PHP Cookbook: Parsing Comma-Separated Data
Problem
You have data in comma-separated values (CSV) format—for example, a file exported from Excel or a database—and you want to extract the records and fields into a format you can manipulate in PHP.
Solution
If the CSV data is in a file (or available via a URL), open the file with fopen( ) and read in the data with fgetcsv( ) . Example 1-31 prints out CSV data in an HTML table.

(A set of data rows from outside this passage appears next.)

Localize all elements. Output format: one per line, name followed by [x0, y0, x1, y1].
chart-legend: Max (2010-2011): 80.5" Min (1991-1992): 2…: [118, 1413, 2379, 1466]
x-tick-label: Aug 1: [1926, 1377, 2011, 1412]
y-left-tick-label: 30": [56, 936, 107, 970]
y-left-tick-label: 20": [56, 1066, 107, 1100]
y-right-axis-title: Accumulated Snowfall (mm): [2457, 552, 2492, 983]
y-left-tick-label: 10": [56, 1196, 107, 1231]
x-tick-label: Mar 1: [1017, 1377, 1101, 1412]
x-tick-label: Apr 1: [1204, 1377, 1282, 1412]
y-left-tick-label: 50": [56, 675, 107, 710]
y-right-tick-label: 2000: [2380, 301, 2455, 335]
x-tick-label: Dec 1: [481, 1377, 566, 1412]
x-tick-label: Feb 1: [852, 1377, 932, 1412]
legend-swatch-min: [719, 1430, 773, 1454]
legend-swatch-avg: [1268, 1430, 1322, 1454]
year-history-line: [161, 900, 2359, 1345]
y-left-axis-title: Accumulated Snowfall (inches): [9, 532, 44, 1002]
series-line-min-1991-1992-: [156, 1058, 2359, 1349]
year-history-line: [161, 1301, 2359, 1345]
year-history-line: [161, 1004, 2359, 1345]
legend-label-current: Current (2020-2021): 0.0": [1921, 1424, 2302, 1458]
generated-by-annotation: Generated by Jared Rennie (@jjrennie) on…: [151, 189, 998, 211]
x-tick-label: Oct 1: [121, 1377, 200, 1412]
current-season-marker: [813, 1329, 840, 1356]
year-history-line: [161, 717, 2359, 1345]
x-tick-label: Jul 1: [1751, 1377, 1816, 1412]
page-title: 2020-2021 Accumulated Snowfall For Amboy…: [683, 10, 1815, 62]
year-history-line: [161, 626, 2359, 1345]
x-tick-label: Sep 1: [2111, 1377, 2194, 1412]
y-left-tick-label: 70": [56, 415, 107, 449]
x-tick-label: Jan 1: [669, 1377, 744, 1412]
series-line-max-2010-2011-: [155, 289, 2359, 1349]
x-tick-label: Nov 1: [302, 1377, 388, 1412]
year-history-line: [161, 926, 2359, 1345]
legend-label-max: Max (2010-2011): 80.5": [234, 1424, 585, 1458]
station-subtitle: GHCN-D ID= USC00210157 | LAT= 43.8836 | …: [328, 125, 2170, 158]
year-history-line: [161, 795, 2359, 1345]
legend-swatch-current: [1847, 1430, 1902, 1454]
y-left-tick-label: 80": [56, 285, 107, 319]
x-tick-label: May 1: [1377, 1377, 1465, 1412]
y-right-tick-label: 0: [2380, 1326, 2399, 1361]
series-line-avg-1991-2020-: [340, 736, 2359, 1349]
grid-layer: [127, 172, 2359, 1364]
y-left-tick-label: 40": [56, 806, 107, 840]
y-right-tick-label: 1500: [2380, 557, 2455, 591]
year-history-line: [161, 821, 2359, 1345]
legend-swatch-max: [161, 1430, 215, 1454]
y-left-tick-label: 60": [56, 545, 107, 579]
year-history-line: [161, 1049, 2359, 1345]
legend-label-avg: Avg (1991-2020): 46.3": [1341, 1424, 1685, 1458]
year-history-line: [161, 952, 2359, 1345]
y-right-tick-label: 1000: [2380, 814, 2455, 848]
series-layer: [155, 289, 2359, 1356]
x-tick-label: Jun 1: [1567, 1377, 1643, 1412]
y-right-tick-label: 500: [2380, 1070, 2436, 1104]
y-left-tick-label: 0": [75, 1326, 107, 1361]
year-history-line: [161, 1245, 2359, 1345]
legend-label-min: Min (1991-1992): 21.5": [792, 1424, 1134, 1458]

Example 1-31. Reading CSV data from a file
[sourcecode language="php"]
<?php
$fp = fopen('sample2.csv','r') or die("can't open file");
print "<table>\n";
while($csv_line = fgetcsv($fp)) {
print '<tr>';
for ($i = 0, $j = count($csv_line); $i < $j; $i++) {
print '<td>'.htmlentities($csv_line[$i]).'</td>';
}
print "</tr>\n";
}
print '</table>\n';
fclose($fp) or die("can't close file");
?>
[/sourcecode]
Discussion
In PHP 4, you must provide a second argument to fgetcsv( ) that is a value larger than the maximum length of a line in your CSV file. (Don’t forget to count the end-of-line whitespace.) In PHP 5 the line length is optional. Without it, fgetcsv( ) reads in an entire line of data. (Or, in PHP 5.0.4 and later, you can pass a line length of 0 to do the same thing.) If your average line length is more than 8,192 bytes, your program may run faster if you specify an explicit line length instead of letting PHP figure it out. You can pass fgetcsv( ) an optional third argument, a delimiter to use instead of a comma (,). However, using a different delimiter somewhat defeats the purpose of CSV as an easy way to exchange tabular data.
Don’t be tempted to bypass fgetcsv( ) and just read a line in and explode( ) on the commas. CSV is more complicated than that, able to deal with field values that have, for example, literal commas in them that should not be treated as field delimiters. Using fgetcsv( ) protects you and your code from subtle errors.